Der Umgang mit bestehenden Gebäuden ist auch ein zentraler Aspekt Ihrer Arbeit. Sehen Sie das Bauen im Bestand als eine Art von Bewahrung oder eher als Transformation?

Bestandsbauten und vor allem historische Bauten haben ihre Geschichte.  Baugeschichte hat tatsächlich etwas mit Schichten zu tun, die es gilt freizulegen, um sie sichtbar zu machen. Unsere Arbeit ist eine beständige Nachjustierung bekannter und bewährter Strukturen. Ein zeitgemäßes Fortschreiben bewährter Typologien und erprobter Techniken. Es ist ein Bewahren und Stärken von Qualitäten und eine Transformation des Selbstverständlichen, eingreifend, wo verändert werden muss.

 

 

Wie gehen Sie mit baulichen und gestalterischen Restriktionen um, die oft mit der Arbeit an bestehenden Gebäuden einhergehen?

Im Bestandsbau, sowie im Neubau sollte immer der Kontext die entscheidende Grundlage für Entwurfsentscheidungen sein. Das heißt,  die Enwurfsparameter sind beim Arbeiten im Bestand nicht restriktiver zu bewerten. Im Bestand, vor allem bei historischem Gebäude gibt es eine große geistes-, bzw. kulturwissenschaftliche Komponente, die einen sehr inspirierenden Input darstellt. Das ist für uns nicht Restriktion, sondern Bereicherung.

Wie entscheiden Sie, welche Elemente eines Bestandsgebäudes erhalten bleiben und welche durch Neues ersetzt werden sollen?

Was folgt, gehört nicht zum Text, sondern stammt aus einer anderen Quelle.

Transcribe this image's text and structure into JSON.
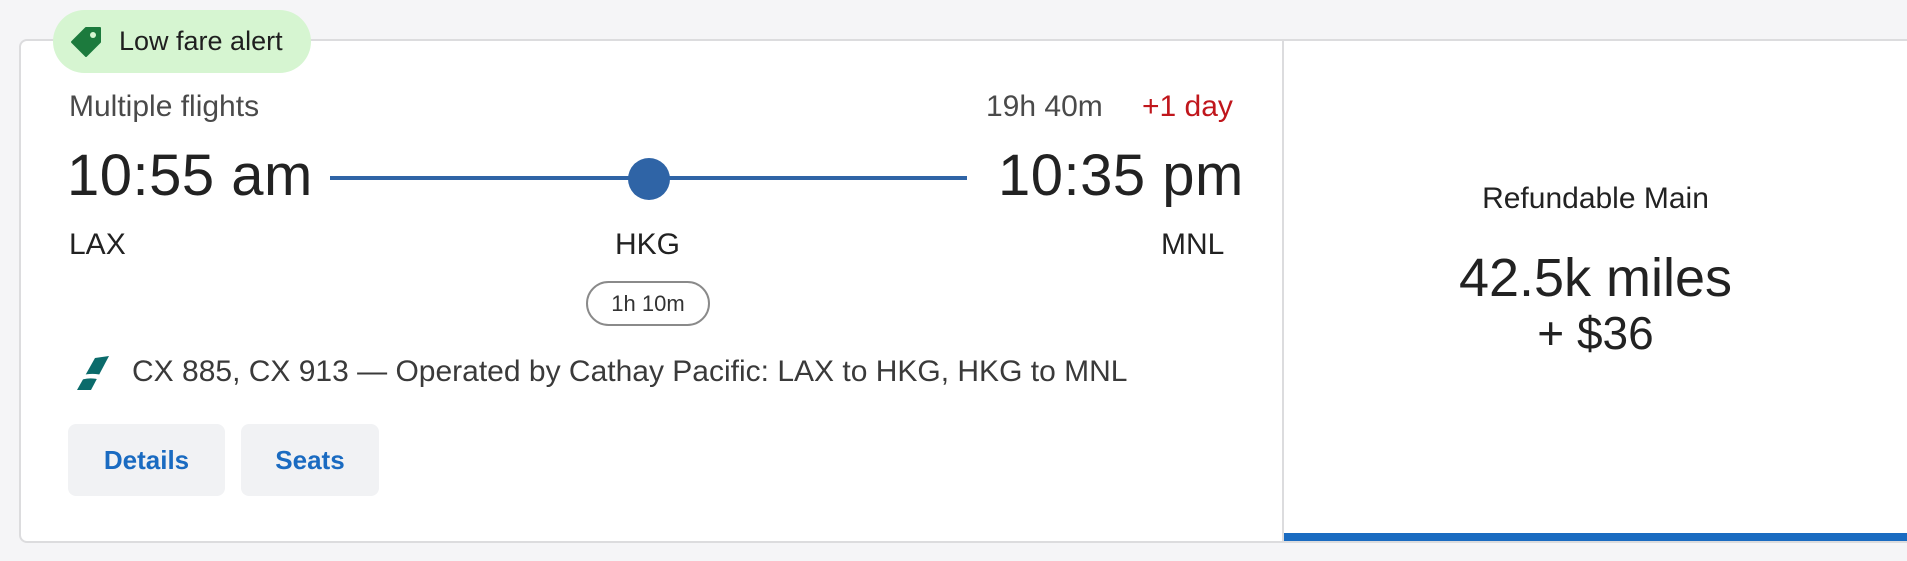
{
  "badge": {
    "label": "Low fare alert",
    "icon": "price-tag-icon",
    "color": "#d6f5d1"
  },
  "itinerary": {
    "type_label": "Multiple flights",
    "total_duration": "19h 40m",
    "day_offset": "+1 day",
    "departure_time": "10:55 am",
    "arrival_time": "10:35 pm",
    "origin": "LAX",
    "stop": "HKG",
    "destination": "MNL",
    "layover_duration": "1h 10m",
    "flight_info": "CX 885, CX 913 — Operated by Cathay Pacific: LAX to HKG, HKG to MNL",
    "carrier_icon": "cathay-pacific-logo-icon",
    "route_color": "#2f64a6"
  },
  "actions": {
    "details_label": "Details",
    "seats_label": "Seats"
  },
  "fare": {
    "name": "Refundable Main",
    "miles": "42.5k miles",
    "cash": "+ $36",
    "selected_color": "#1a6bc1"
  }
}
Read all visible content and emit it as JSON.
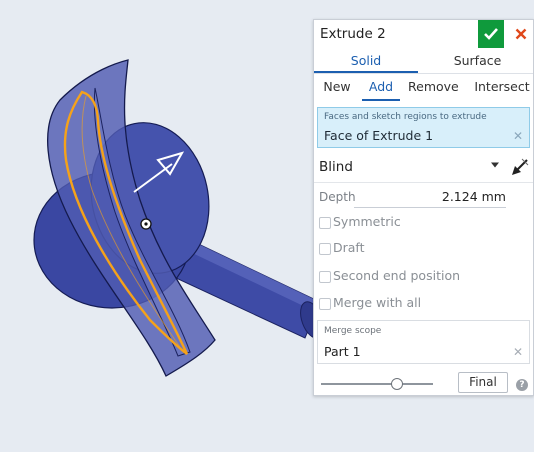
{
  "panel": {
    "title": "Extrude 2",
    "type_tabs": [
      "Solid",
      "Surface"
    ],
    "active_type": "Solid",
    "op_tabs": [
      "New",
      "Add",
      "Remove",
      "Intersect"
    ],
    "active_op": "Add",
    "faces": {
      "label": "Faces and sketch regions to extrude",
      "value": "Face of Extrude 1"
    },
    "end_type": "Blind",
    "depth": {
      "label": "Depth",
      "value": "2.124 mm"
    },
    "options": [
      "Symmetric",
      "Draft",
      "Second end position",
      "Merge with all"
    ],
    "merge_scope": {
      "label": "Merge scope",
      "value": "Part 1"
    },
    "slider_position": 0.69,
    "final_label": "Final"
  },
  "colors": {
    "accept": "#0f9a3c",
    "cancel": "#e0481b",
    "accent": "#1c5fb0",
    "selection": "#d8effa",
    "highlight": "#f5a21a"
  }
}
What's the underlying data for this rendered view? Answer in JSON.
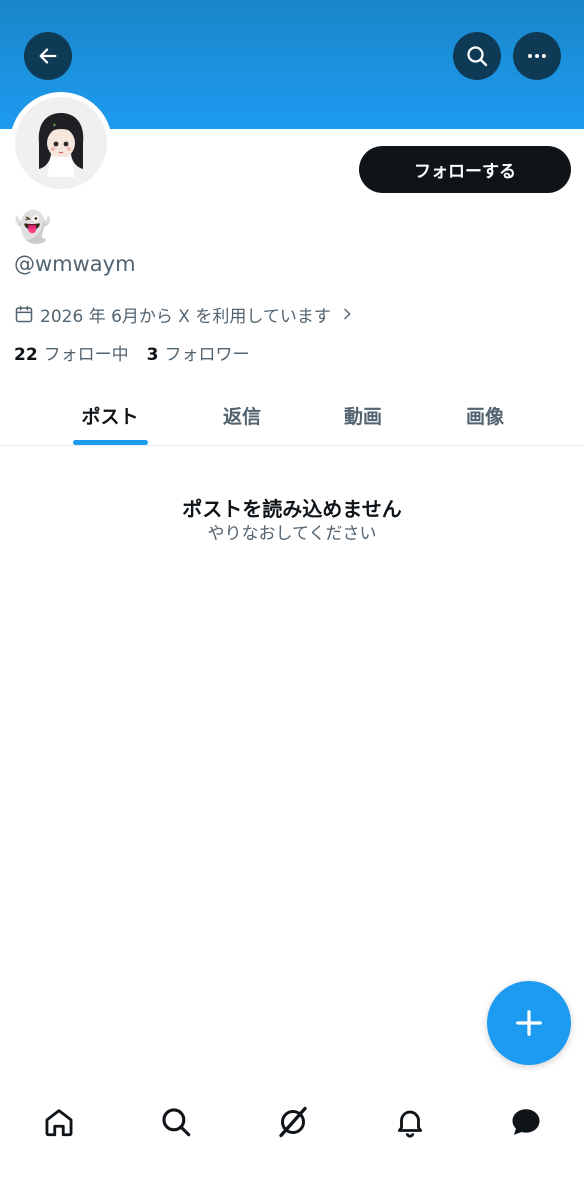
{
  "header": {
    "back_icon": "arrow-left-icon",
    "search_icon": "search-icon",
    "more_icon": "more-horizontal-icon",
    "banner_color": "#1d9bf0"
  },
  "profile": {
    "display_name": "👻",
    "handle": "@wmwaym",
    "joined": "2026 年 6月から X を利用しています",
    "follow_label": "フォローする",
    "following_count": "22",
    "following_label": "フォロー中",
    "followers_count": "3",
    "followers_label": "フォロワー"
  },
  "tabs": [
    {
      "label": "ポスト",
      "active": true
    },
    {
      "label": "返信",
      "active": false
    },
    {
      "label": "動画",
      "active": false
    },
    {
      "label": "画像",
      "active": false
    }
  ],
  "empty_state": {
    "title": "ポストを読み込めません",
    "subtitle": "やりなおしてください"
  },
  "fab": {
    "icon": "plus-icon",
    "color": "#1d9bf0"
  },
  "bottom_nav": {
    "items": [
      {
        "icon": "home-icon"
      },
      {
        "icon": "search-icon"
      },
      {
        "icon": "grok-icon"
      },
      {
        "icon": "bell-icon"
      },
      {
        "icon": "messages-icon"
      }
    ]
  }
}
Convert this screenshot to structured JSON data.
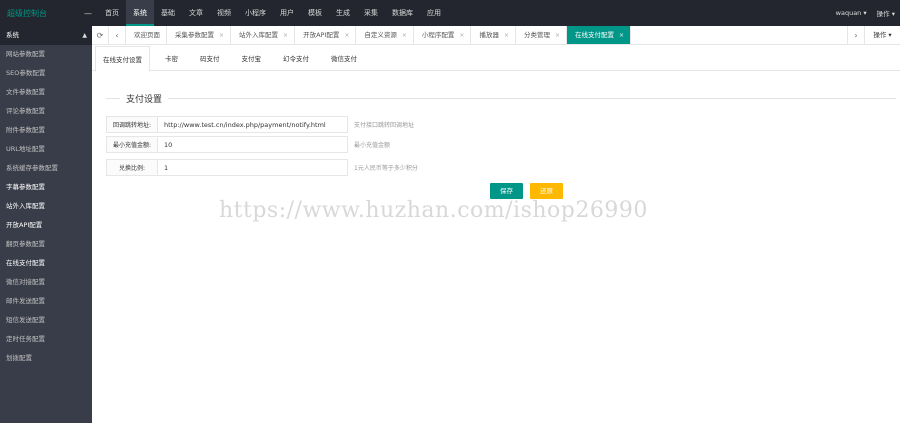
{
  "header": {
    "brand": "超级控制台",
    "menu_toggle": "—",
    "nav": [
      "首页",
      "系统",
      "基础",
      "文章",
      "视频",
      "小程序",
      "用户",
      "模板",
      "生成",
      "采集",
      "数据库",
      "应用"
    ],
    "user": "waquan",
    "user_caret": "▾",
    "ops_label": "操作",
    "ops_caret": "▾"
  },
  "sidebar": {
    "title": "系统",
    "caret": "▲",
    "items": [
      "网站参数配置",
      "SEO参数配置",
      "文件参数配置",
      "评论参数配置",
      "附件参数配置",
      "URL地址配置",
      "系统缓存参数配置",
      "字幕参数配置",
      "站外入库配置",
      "开放API配置",
      "翻页参数配置",
      "在线支付配置",
      "微信对接配置",
      "邮件发送配置",
      "短信发送配置",
      "定时任务配置",
      "划拨配置"
    ]
  },
  "tabbar": {
    "refresh": "⟳",
    "prev": "‹",
    "next": "›",
    "close": "×",
    "tabs": [
      "欢迎页面",
      "采集参数配置",
      "站外入库配置",
      "开放API配置",
      "自定义资源",
      "小程序配置",
      "播放器",
      "分类管理",
      "在线支付配置"
    ],
    "ops": "操作 ▾"
  },
  "subtabs": [
    "在线支付设置",
    "卡密",
    "码支付",
    "支付宝",
    "幻令支付",
    "微信支付"
  ],
  "section": {
    "legend": "支付设置",
    "fields": [
      {
        "label": "回调跳转地址:",
        "value": "http://www.test.cn/index.php/payment/notify.html",
        "hint": "支付接口跳转回调地址"
      },
      {
        "label": "最小充值金额:",
        "value": "10",
        "hint": "最小充值金额"
      },
      {
        "label": "兑换比例:",
        "value": "1",
        "hint": "1元人民币等于多少积分"
      }
    ],
    "save": "保存",
    "reset": "还原"
  },
  "watermark": "https://www.huzhan.com/ishop26990",
  "colors": {
    "accent": "#009688",
    "warning": "#ffb800",
    "sidebar_bg": "#393d49",
    "topbar_bg": "#23262e"
  }
}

In einer erkenntnisorientierten Arbeitsweise erstellen wir für jedes Objekt einen Analysekatalog. Ursprungstypologie und baugeschichtliche Veränderungen werden erfasst. Daraus ergibt sich eine sehr klare Vorgehensweise bei der zu schützende und erhaltenswerte Elemente bestimmt werden. Ergänzt wird dieser mit den persönlichen Geschichten der Besitzer. Eine Holztür oder ein Familienerbstück kann dadurch zu einer zentralen Rolle des Entwurfs werden.

 


Einem der wohl emotionalsten Eckpunkte des Daseins widmeten sich Moser und Hager mit der Konzeptionierung der Verabschiedungshalle in Kematen an der Krems. Mit dem sensiblen Entwurf des Baus wollen die Architekten der Bedeutung des Ablebens gerecht werden – Details im Innenraum zeigen zusätzlich den Stellenwert des Lebens auf und begleiten die Hinterbliebenen bei ihrer Trauer.

 

Wie gehen Sie mit dem Spannungsfeld zwischen den Anforderungen an Energieeffizienz, dem Erhalt historischer Bausubstanz und eventuellen Vorgaben des Denkmalschutzes um?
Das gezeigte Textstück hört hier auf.